Les raisons d’une telle sédition ? L’impossibilité selon ces prestataires de gérer l’arrivée mensuelle d’une somme d’argent importante et à laquelle ils n’étaient pas habitués ; par conséquent, nombre d’entre eux dépensaient tout - ou presque - au début du mois, puis se retrouvaient sans rien pour les trois à quatre semaines suivantes. Jusqu’alors, ces personnes vivant de multiples allocations (pour payer leur logement, élever leurs enfants, les scolariser ou se soigner) étaient accoutumés à recevoir cette somme en plusieurs versements, étalés dans le mois. Ainsi, pour un grand nombre de personnes entièrement dépendantes de l’État, recevoir le même revenu que tous les autres citoyens s’est donc paradoxalement avéré source de difficultés, jusqu’à provoquer parfois une situation de surendettement. 

Pour simplifier l’organisation de populations dépassées par la mise en place d’une allocation universelle, les institutions locales ont opté dès le début de cette année pour des cartes prépayées. Fournies par le centre d’allocation, elles permettent aux ménages les plus fragiles d’acheter notamment du gaz et de l’électricité selon leurs possibilités - et pas plus. Des témoignages révèlent qu’il peut arriver à certaines personnes en situation de grande pauvreté de devoir baisser leur chauffage de quelques degrés en fin de mois lorsque leur carte est vide. Mais globalement, cette décision a été plébiscitée par une majorité de la population invitée à se prononcer via une plateforme numérique. La carte prépayée apparaît à 76 % comme le choix de la raison. Elle a déjà permis à de nombreux foyers de se faire petit à petit à ce nouveau rythme de dépenses. Et, surtout, d’éviter de tomber dans la spirale de l’endettement. 

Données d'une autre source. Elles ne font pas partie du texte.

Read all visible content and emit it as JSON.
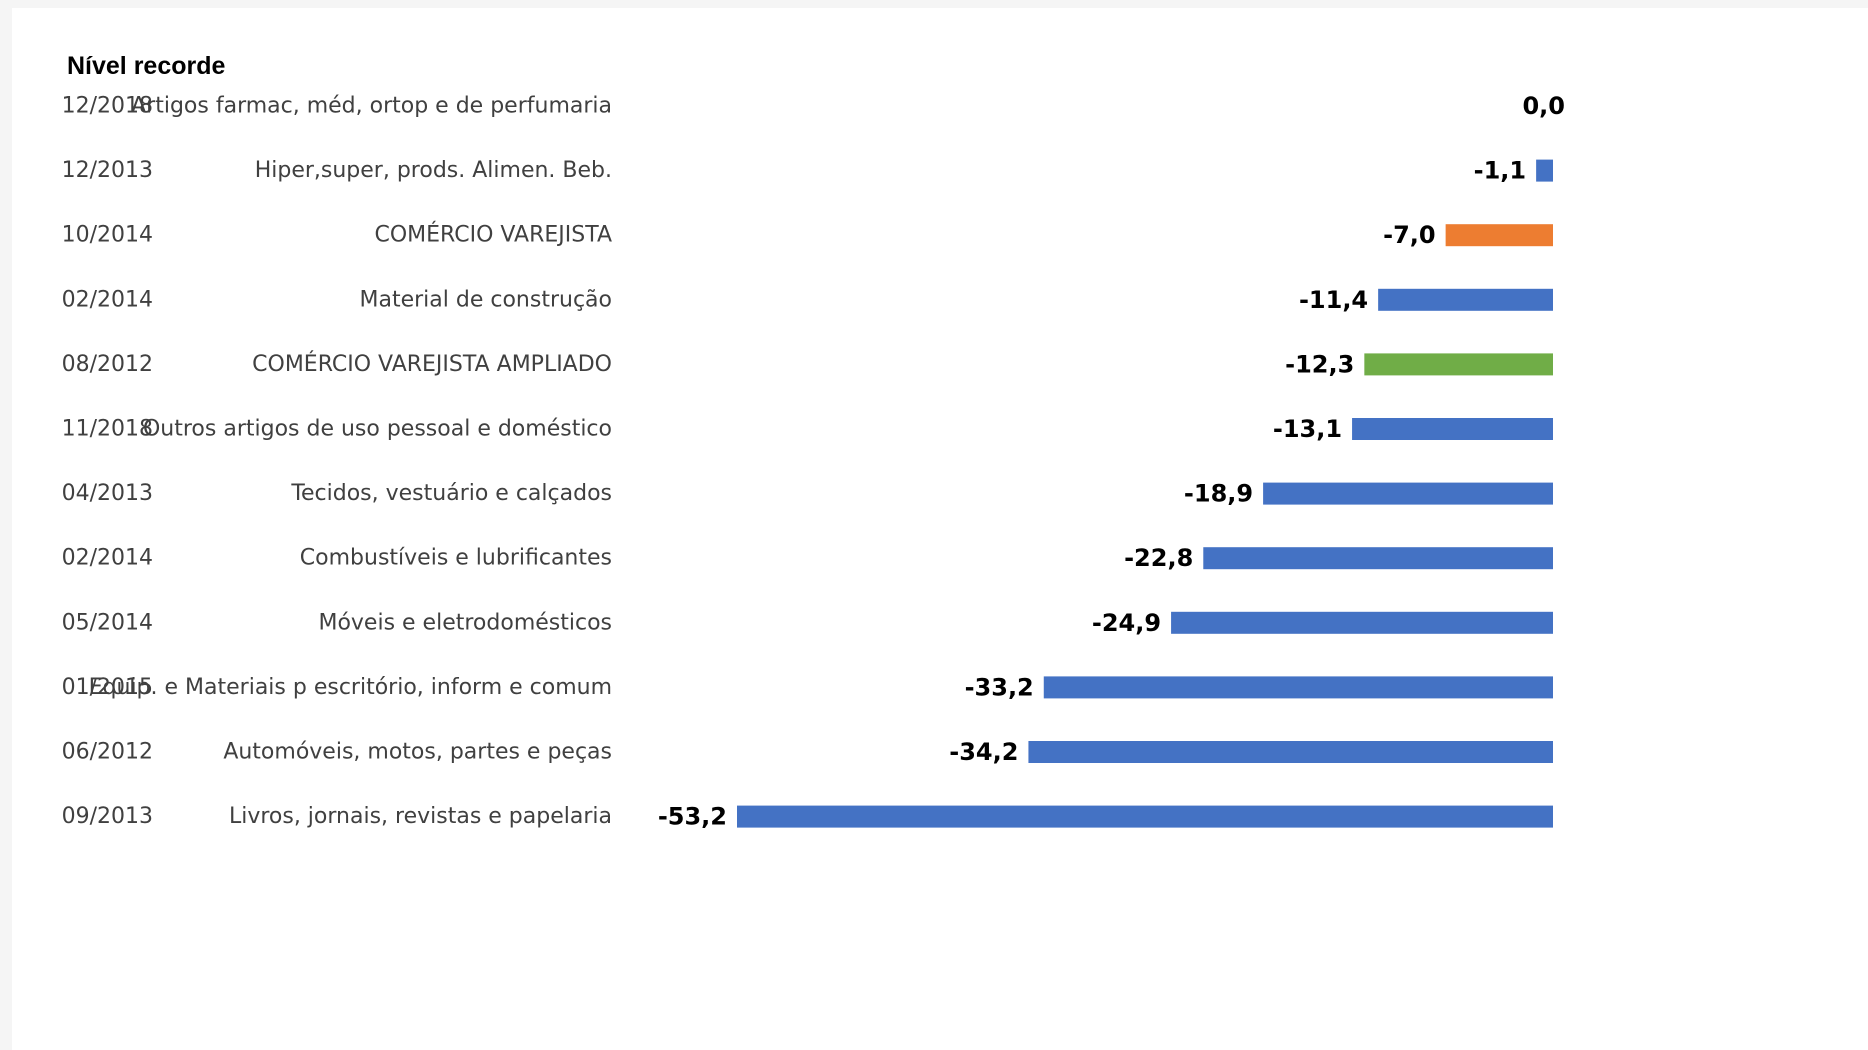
{
  "header_label": "Nível recorde",
  "colors": {
    "default_bar": "#4472c4",
    "comercio_varejista": "#ed7d31",
    "comercio_varejista_ampliado": "#70ad47"
  },
  "chart_data": {
    "type": "bar",
    "orientation": "horizontal",
    "title": "",
    "xlabel": "",
    "ylabel": "",
    "xlim": [
      -53.2,
      0
    ],
    "grid": false,
    "legend": "none",
    "rows": [
      {
        "date": "12/2018",
        "category": "Artigos farmac, méd, ortop e de perfumaria",
        "value": 0.0,
        "label": "0,0",
        "color": "#4472c4"
      },
      {
        "date": "12/2013",
        "category": "Hiper,super, prods. Alimen. Beb.",
        "value": -1.1,
        "label": "-1,1",
        "color": "#4472c4"
      },
      {
        "date": "10/2014",
        "category": "COMÉRCIO VAREJISTA",
        "value": -7.0,
        "label": "-7,0",
        "color": "#ed7d31"
      },
      {
        "date": "02/2014",
        "category": "Material de construção",
        "value": -11.4,
        "label": "-11,4",
        "color": "#4472c4"
      },
      {
        "date": "08/2012",
        "category": "COMÉRCIO VAREJISTA AMPLIADO",
        "value": -12.3,
        "label": "-12,3",
        "color": "#70ad47"
      },
      {
        "date": "11/2018",
        "category": "Outros artigos de uso pessoal e doméstico",
        "value": -13.1,
        "label": "-13,1",
        "color": "#4472c4"
      },
      {
        "date": "04/2013",
        "category": "Tecidos, vestuário e calçados",
        "value": -18.9,
        "label": "-18,9",
        "color": "#4472c4"
      },
      {
        "date": "02/2014",
        "category": "Combustíveis e lubrificantes",
        "value": -22.8,
        "label": "-22,8",
        "color": "#4472c4"
      },
      {
        "date": "05/2014",
        "category": "Móveis e eletrodomésticos",
        "value": -24.9,
        "label": "-24,9",
        "color": "#4472c4"
      },
      {
        "date": "01/2015",
        "category": "Equip. e Materiais p escritório, inform e comum",
        "value": -33.2,
        "label": "-33,2",
        "color": "#4472c4"
      },
      {
        "date": "06/2012",
        "category": "Automóveis, motos, partes e peças",
        "value": -34.2,
        "label": "-34,2",
        "color": "#4472c4"
      },
      {
        "date": "09/2013",
        "category": "Livros, jornais, revistas e papelaria",
        "value": -53.2,
        "label": "-53,2",
        "color": "#4472c4"
      }
    ]
  }
}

Enfin, une campagne a été lancée en parallèle pour inciter les citoyens inactifs à chercher des emplois adaptés à leurs besoins et leurs compétences, afin qu’ils atteignent d’eux-mêmes le niveau de vie auquel ils aspirent. Pour Caridad, une employée d’un centre d’allocations attaqué  en novembre dernier par des prestataires précaires, il n’y a pas de doute possible, ce système est ce qu’il y a de mieux. Elle connaît bien la population du quartier du Polygone sud de Séville, où elle travaille. Elle est formelle : « dans ces conditions aussi favorables d’aides et d’encadrement par l’État, s’ils vont encore payer des hamburgers à leurs gamins et se retrouvent sans rien à la fin du mois, ils ne pourront s’en prendre qu’à eux-mêmes. Nous, nous avons tout fait pour qu’ils vivent correctement ». Et en effet, on peut espérer qu’après des semaines de mise en route difficiles, cette organisation nouvelle assurera enfin un peu de paix sociale.